Luego de la “Gran Guerra” de 1914 y como consecuencia del reordenamiento drástico del orden mundial que esta trajo, se vivieron años complejos, apasionantes y definitivos para lo que vendría. Atrás había quedado el viejo mundo del esplendor burgués decimonónico y se abrieron horizontes que pondrían en juego el sentido y posibilidades de la democracia construida desde la Revolución Francesa, estructurada en torno a partidos fuertes que, con el voto ciudadano, los representaban en el Congreso, el escenario por excelencia de la vida política y de las grandes decisiones que concernían a la suerte del conjunto de la sociedad.
El Estado había quedado reducido al mínimo necesario para su permanencia, y la dinámica económica provenía de las fuerzas del mercado. La guerra termina con los grandes imperios, el ruso, el otomano y el austrohúngaro, y deja heridos de muerte al inglés y al francés, que recibirán su tiro de gracia al final de la otra guerra mundial. De las cenizas de ese viejo mundo y de la crisis que desata, surgirán los dos totalitarismos del siglo XX, el socialismo estatista de la Unión Soviética y desde la extrema derecha, el fascismo y el nazismo.
Hoy, en condiciones muy diferentes pero igualmente radicales, vuelve a vivirse un cuestionamiento mundial, con sus diferentes variantes. Del ordenamiento salido de la II Guerra Mundial, se tiene en el banquillo a la democracia como la hemos conocido. El escenario es ahora más difuso si se quiere pero no por ello menos radical. El presente es resultado de la forma del capitalismo dominante, donde prima el afán de concentrar lo existente antes que innovar para generar alternativas; es tiempo de fusiones y de compra de empresas, no de creación de nuevas. Al orden del día está la competencia a partir de consolidar el mayor poder relativo, para sobrevivir en una jungla sin sentido económico ni propósito de sociedad. Dinámica perversa y destructora, movida, alimentada y usufructuada por el sistema financiero. Vivimos la era del capitalismo financiero; basta con mirar a nuestro alrededor.
Esta dinámica económica se desarrolla y se alimenta en un contexto de globalización, comparable en muchos aspectos al existente cuando la crisis de hace un siglo. Su principal resultado, una actividad económica “sin fronteras”, generadora de una concentración histórica de la riqueza a nivel mundial y al interior de las diferentes economías nacionales, que superó la capacidad del viejo estado nacional, impotente frente a un megapoder económico sin nacionalidad.

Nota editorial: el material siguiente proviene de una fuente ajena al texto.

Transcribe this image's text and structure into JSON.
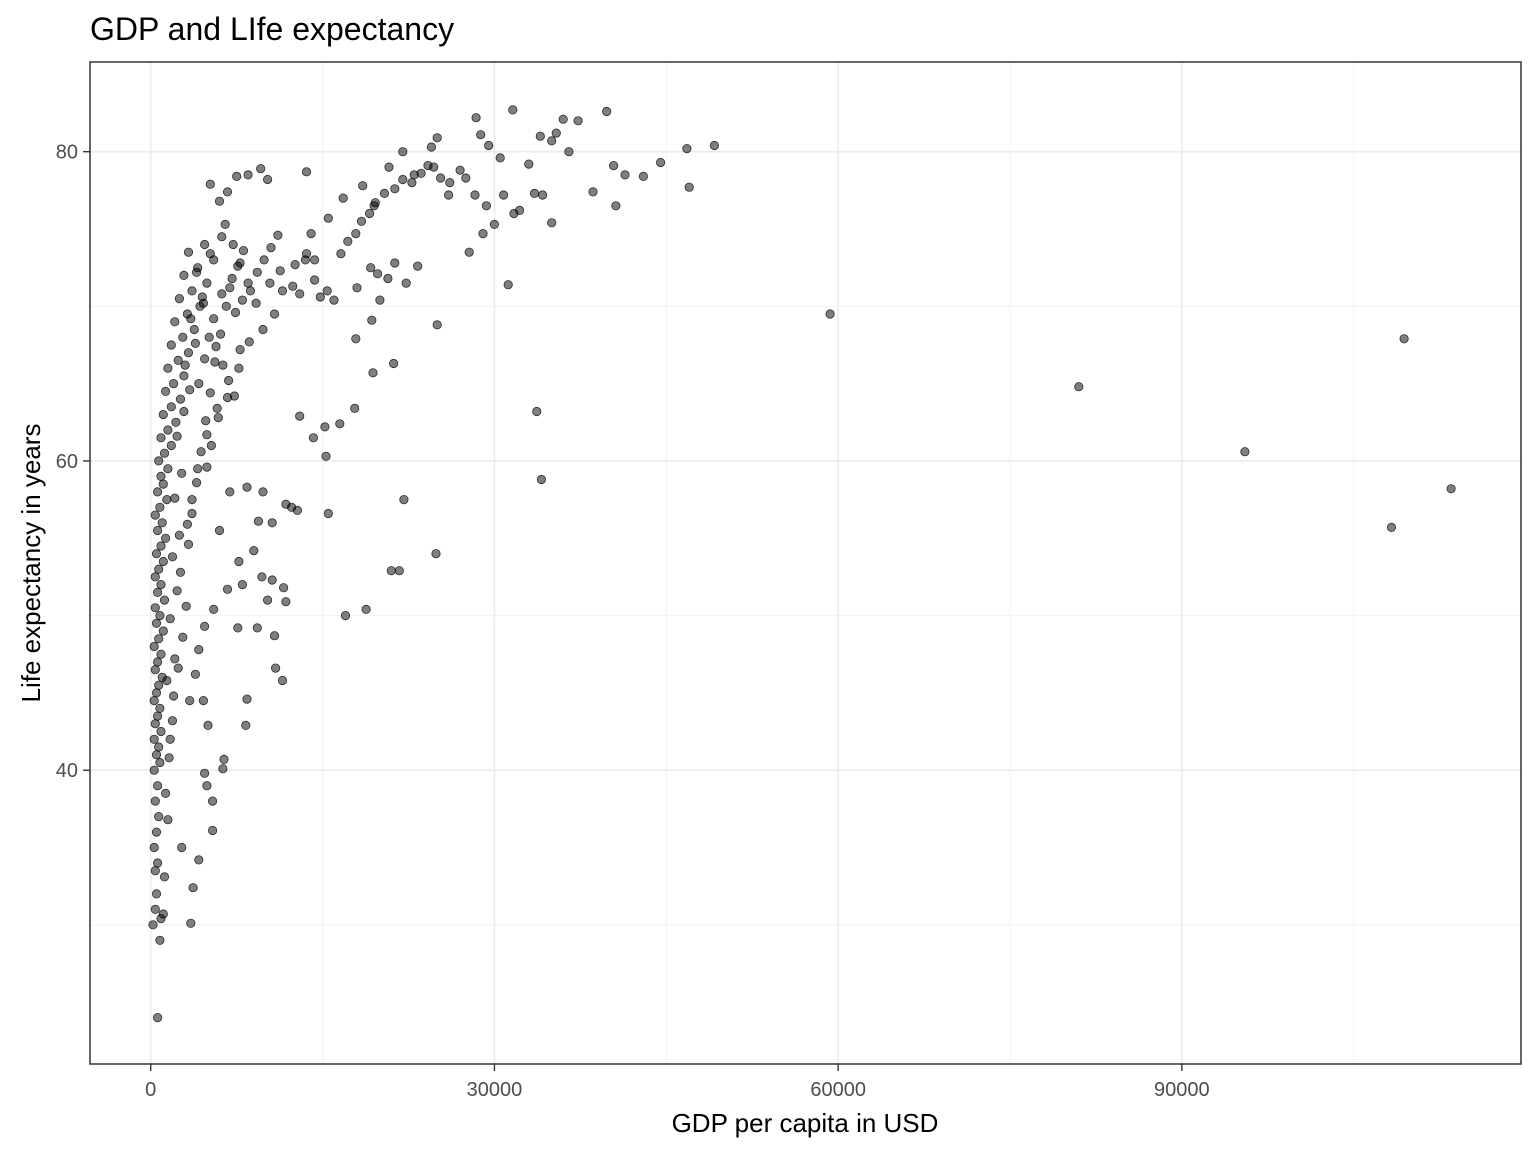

Estas realidades han llevado a que, como lo afirma el sociólogo francés Pierre Rosanvallon, la democracia no esté cumpliendo con su promesa de que cada persona encuentre su lugar en la sociedad; solo logra la profundización de la desigualdad. La experiencia histórica enseña que en las sociedades, las gentes aguantan y hasta se resignan con la pobreza cuando ésta es más o menos general, pero que se revelan frente a las desigualdades, sobre todo cuando estas avanzan al ritmo en que lo hacen actualmente.
Vivimos la crisis no de la democracia sino de sus instituciones, en una sociedad donde se perdieron los vínculos sociales que le dan su coherencia y cohesión. Esta es la era de las sociedades fragmentadas, para regresar al análisis de Rosanvallon, donde priman los elementos que diferencian e individualizan y no los que unen e identifican, aupados por el derecho postmoderno a la diferencia.

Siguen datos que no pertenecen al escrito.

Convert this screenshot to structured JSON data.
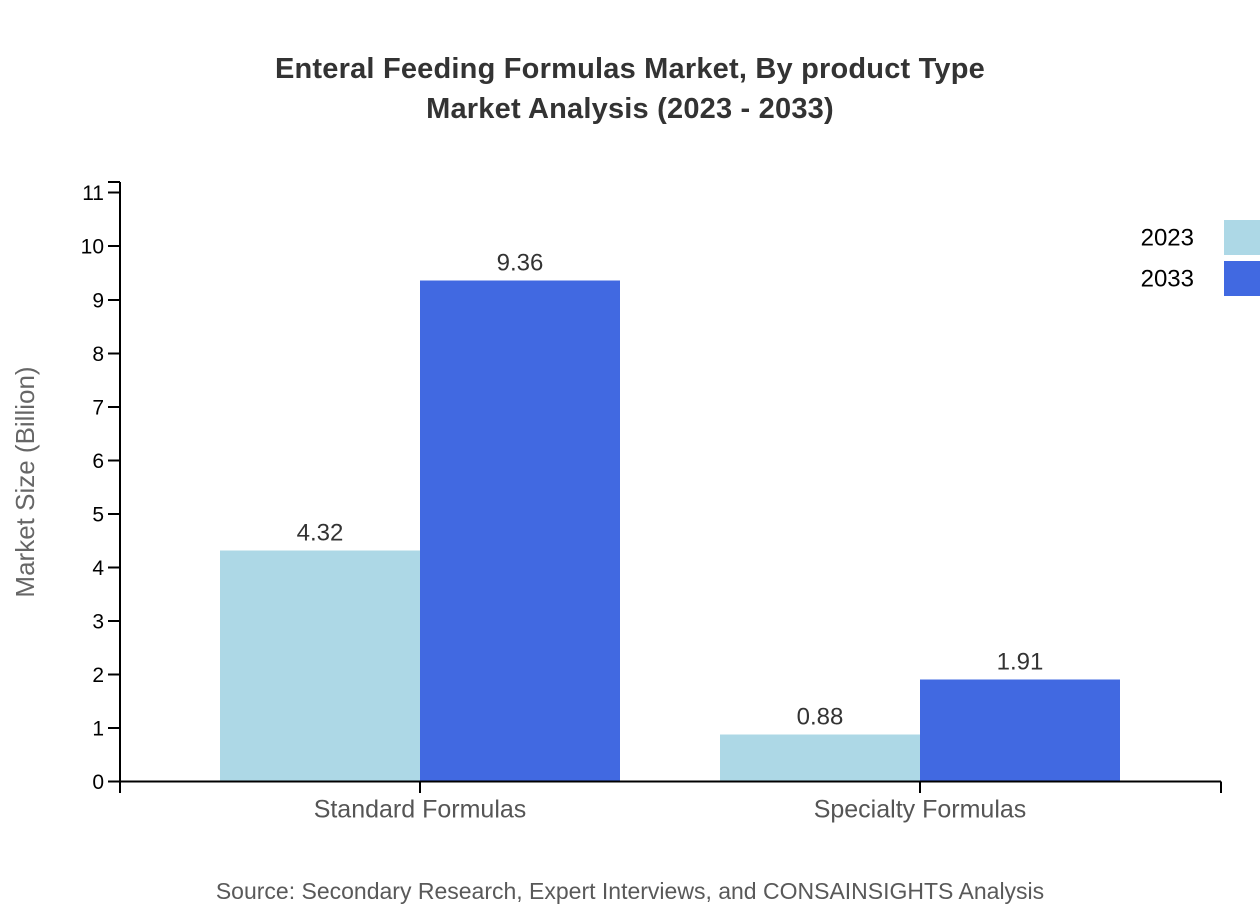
{
  "figure": {
    "background": "#ffffff"
  },
  "source_note": "Source: Secondary Research, Expert Interviews, and CONSAINSIGHTS Analysis",
  "chart_data": {
    "type": "bar",
    "title": "Enteral Feeding Formulas Market, By product Type Market Analysis (2023 - 2033)",
    "title_lines": [
      "Enteral Feeding Formulas Market, By product Type",
      "Market Analysis (2023 - 2033)"
    ],
    "categories": [
      "Standard Formulas",
      "Specialty Formulas"
    ],
    "series": [
      {
        "name": "2023",
        "color": "#ADD8E6",
        "values": [
          4.32,
          0.88
        ],
        "value_labels": [
          "4.32",
          "0.88"
        ]
      },
      {
        "name": "2033",
        "color": "#4169E1",
        "values": [
          9.36,
          1.91
        ],
        "value_labels": [
          "9.36",
          "1.91"
        ]
      }
    ],
    "xlabel": "",
    "ylabel": "Market Size (Billion)",
    "ylim": [
      0,
      11.2
    ],
    "yticks": [
      0,
      1,
      2,
      3,
      4,
      5,
      6,
      7,
      8,
      9,
      10,
      11
    ],
    "grid": false,
    "legend": {
      "position": "right-top-outside",
      "entries": [
        "2023",
        "2033"
      ]
    }
  },
  "colors": {
    "title_text": "#333333",
    "axis_line": "#000000",
    "tick_label": "#000000",
    "category_label": "#555555",
    "axis_title": "#666666",
    "value_label": "#333333",
    "source_text": "#595959",
    "legend_label": "#000000"
  }
}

Basta ver en las marchas y acciones ciudadanas de los últimos meses y no solo en Colombia, la pluralidad de demandas, con alta prevalencia de jóvenes desligados de ese pasado que muere y de clases medias que buscan nuevos horizontes para consolidar sus avances que el nuevo -viejo régimen- no les asegura. Esa pluralidad de reclamos los une el rechazo a la desigualdad reinante nacida del no reconocimiento de sus derechos.
Es un reclamo a ser escuchados a la par que la decisión o al menos aspiración de cambiar la vieja política donde el político es su actor principal, para entrar a ejercer directamente sus derechos como ciudadano, consecuencia de su pérdida de confianza en los políticos como sus representantes, al considerar que salvo excepciones, abandonaron la defensa y representación del interés general, el de los ciudadanos, por los suyos y los de sus cercanos. Sin duda la democracia está en crisis pero es la oportunidad de vigorizarse y transformarse para abrigar los desafíos y posibilidades que traen los tiempos. Como ocurrió hace un siglo.